Pense-se, por outro lado, nos contratos destinados a desempenhar funções cumutativas de mercadorias ou de serviços (como a compra e venda e a locação, nas suas diversas formas), ou tendo fins de cooperação (como a sociedade e o mandato). É costume eles germinarem na vida social, sem necessidades de qualquer tutela por parte do direito. Só depois de eles terem atingido um certo grau de desenvolvimento, e terem suportado o exame de prática, a ordem jurídica, partindo de valorações gerais de contingente oportunidade, lhes garante os efeitos, com as sanções que lhe são próprias. Enquanto não sobrevenham essas sanções, eles são praticados no comércio, sob a simples tutela do costume e da correção. Só a boa-fé, a observar na prática dos negócios, impõe, de início, o respeito pela palavra dada, atribuindo a esta um valor vinculativo da consideração social.Ora, o direito, quando se decide a elevar os contratos sob palavra, ao nível de negócios jurídicos, não faz mais do que reconhecer, em vista da sua função socialmente relevante, aquele vínculo que, segundo a consciência social, os próprios particulares já anteriormente admitiam existir nas relações entre eles. Não faz mais do que reforçar e tornar mais sólido esse vínculo, acrescentando-lhe a sua sanção. A boa-fé continua a ser o sumo do critério de valoração das obrigações contratuais recíprocas, mesmo depois de ter sobrevivido a sanção do direito.” (BETTI, 1969. p. 88 e 90-91)

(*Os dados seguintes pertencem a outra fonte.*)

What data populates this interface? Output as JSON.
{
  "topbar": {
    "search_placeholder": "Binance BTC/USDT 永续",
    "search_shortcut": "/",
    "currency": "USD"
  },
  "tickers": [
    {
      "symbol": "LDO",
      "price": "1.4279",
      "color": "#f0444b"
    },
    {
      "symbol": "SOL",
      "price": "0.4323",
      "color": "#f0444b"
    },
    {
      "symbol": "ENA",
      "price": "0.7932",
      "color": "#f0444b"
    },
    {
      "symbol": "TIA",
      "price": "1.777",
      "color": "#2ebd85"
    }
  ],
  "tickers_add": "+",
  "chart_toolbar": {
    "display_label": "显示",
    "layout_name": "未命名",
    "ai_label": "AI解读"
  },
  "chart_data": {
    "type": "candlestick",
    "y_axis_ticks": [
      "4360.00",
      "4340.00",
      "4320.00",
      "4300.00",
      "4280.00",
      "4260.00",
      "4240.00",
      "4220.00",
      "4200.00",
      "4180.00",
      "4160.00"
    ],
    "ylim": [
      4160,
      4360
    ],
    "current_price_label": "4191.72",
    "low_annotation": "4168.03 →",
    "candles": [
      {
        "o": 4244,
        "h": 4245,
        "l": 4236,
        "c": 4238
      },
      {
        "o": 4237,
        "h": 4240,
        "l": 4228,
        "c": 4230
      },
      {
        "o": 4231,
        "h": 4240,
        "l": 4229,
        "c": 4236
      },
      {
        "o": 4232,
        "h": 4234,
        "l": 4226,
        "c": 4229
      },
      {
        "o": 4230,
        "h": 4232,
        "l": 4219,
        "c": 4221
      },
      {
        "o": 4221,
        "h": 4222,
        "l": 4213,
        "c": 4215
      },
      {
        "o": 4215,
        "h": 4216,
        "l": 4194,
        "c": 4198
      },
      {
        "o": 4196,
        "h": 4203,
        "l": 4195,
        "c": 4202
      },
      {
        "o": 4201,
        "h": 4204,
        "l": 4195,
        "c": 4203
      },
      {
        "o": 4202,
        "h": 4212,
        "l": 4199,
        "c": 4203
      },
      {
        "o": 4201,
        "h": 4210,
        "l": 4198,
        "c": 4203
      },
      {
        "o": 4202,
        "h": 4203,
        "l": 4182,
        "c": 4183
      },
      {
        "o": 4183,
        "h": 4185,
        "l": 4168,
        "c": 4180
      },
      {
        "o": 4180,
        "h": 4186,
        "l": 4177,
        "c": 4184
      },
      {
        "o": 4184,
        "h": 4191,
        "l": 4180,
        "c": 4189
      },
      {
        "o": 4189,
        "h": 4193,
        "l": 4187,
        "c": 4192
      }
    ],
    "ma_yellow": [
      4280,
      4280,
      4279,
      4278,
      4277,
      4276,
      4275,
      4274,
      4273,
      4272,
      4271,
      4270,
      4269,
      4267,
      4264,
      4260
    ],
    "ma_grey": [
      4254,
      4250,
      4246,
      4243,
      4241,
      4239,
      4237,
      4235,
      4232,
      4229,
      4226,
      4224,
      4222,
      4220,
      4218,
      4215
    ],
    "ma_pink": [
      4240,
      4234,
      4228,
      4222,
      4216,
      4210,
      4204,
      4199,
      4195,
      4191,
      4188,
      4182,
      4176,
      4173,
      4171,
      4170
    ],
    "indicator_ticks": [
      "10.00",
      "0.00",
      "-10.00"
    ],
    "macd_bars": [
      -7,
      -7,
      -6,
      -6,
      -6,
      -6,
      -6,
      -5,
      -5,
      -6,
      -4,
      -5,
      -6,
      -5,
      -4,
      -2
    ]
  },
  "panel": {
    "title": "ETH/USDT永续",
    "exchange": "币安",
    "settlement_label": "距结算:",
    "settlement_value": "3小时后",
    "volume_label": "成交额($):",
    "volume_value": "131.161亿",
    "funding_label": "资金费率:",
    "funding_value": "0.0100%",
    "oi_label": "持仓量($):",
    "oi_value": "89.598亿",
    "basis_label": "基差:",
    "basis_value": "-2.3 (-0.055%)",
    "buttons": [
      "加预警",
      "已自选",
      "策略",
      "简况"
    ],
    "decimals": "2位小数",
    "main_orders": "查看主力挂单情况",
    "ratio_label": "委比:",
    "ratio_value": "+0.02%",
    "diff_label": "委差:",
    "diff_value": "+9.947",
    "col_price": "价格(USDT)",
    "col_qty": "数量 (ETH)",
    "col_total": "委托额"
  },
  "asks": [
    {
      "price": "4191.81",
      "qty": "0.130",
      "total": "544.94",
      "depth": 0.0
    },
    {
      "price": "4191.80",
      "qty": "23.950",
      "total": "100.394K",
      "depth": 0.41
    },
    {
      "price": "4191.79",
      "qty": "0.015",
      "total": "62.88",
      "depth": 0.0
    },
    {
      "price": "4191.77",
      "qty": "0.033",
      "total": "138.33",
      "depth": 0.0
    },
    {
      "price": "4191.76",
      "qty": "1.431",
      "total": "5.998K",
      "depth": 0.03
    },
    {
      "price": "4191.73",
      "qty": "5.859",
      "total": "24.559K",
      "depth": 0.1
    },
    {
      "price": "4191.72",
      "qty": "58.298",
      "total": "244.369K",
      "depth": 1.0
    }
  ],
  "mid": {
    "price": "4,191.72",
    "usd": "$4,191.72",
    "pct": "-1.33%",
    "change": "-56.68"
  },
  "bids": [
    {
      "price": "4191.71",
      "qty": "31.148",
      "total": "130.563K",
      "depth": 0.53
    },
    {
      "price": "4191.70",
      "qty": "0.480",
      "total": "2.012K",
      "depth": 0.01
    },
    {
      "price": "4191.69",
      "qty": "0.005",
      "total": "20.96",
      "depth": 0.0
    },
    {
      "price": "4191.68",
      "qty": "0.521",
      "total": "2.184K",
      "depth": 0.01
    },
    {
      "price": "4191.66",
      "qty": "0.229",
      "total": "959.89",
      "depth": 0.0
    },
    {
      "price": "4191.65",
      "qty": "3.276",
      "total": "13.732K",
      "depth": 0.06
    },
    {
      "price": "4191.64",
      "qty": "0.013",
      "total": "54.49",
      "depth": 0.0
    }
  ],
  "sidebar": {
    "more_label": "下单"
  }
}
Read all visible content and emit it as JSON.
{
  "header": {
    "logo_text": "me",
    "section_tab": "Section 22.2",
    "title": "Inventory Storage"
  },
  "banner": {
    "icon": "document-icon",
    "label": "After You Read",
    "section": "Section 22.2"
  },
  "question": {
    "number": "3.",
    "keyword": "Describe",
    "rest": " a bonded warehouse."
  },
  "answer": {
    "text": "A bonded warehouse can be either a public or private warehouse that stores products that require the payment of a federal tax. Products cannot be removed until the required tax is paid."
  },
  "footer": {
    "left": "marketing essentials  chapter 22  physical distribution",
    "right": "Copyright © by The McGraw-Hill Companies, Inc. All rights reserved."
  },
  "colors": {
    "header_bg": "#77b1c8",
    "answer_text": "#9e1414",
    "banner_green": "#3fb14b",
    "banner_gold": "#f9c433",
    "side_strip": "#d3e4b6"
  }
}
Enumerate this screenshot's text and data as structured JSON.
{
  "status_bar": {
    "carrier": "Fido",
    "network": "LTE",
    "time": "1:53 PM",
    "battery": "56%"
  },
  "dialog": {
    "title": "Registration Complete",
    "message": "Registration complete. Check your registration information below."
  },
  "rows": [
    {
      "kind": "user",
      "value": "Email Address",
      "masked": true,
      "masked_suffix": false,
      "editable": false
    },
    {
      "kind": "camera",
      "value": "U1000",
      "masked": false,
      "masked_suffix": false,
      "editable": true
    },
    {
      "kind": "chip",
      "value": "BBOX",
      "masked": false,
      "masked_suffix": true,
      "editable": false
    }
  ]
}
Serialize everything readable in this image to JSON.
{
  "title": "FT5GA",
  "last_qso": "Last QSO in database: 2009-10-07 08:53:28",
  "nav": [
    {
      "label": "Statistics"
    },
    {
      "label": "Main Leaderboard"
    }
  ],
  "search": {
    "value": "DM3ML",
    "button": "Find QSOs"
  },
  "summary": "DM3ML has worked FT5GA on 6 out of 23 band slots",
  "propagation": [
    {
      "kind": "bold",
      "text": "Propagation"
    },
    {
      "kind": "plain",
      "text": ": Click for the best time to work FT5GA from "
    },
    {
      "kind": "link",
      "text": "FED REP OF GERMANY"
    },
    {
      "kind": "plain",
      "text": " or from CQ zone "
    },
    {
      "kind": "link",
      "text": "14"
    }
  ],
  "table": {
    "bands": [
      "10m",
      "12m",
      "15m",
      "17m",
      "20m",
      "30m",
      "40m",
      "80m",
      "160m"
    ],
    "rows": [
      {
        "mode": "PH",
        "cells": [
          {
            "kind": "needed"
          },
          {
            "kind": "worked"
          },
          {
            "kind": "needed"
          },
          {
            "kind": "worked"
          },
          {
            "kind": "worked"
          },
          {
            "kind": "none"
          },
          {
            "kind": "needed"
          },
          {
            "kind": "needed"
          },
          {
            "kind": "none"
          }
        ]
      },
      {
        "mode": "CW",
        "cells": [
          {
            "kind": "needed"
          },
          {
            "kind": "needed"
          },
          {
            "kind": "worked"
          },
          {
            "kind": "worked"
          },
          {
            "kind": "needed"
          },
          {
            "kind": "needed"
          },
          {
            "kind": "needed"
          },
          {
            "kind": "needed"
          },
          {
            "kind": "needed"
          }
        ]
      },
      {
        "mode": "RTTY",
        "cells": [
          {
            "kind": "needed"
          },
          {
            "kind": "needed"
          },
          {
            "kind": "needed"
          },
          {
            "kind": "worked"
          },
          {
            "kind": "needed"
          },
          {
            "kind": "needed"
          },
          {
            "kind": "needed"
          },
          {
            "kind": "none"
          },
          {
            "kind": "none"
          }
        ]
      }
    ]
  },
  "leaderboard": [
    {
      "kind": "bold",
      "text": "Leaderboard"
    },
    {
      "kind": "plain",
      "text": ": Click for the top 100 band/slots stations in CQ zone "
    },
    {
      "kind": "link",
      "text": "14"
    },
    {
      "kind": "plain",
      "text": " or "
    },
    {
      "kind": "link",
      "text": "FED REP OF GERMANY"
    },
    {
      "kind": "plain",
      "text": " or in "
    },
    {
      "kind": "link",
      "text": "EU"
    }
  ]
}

[6] “A lei civil e a lei natural não são diferentes espécies, mas diferentes partes da lei, uma das quais é escrita e se chama civil, e a outra não é escrita e se chama natural. Mas o direito de natureza, isto é, a liberdade natural do homem, pode ser limitado e restringido pela lei civil; mais, a finalidade das leis não é outra senão essa restrição, sem a qual não será possível haver paz. E a lei não foi trazida ao mundo para nada mais senão para limitar a liberdade natural dos indivíduos, de maneira tal que eles sejam impedidos de causar dano uns aos outros, e em vez disso se ajudem e unam contra o inimigo comum.” (HOBBES, 1988. p. 163)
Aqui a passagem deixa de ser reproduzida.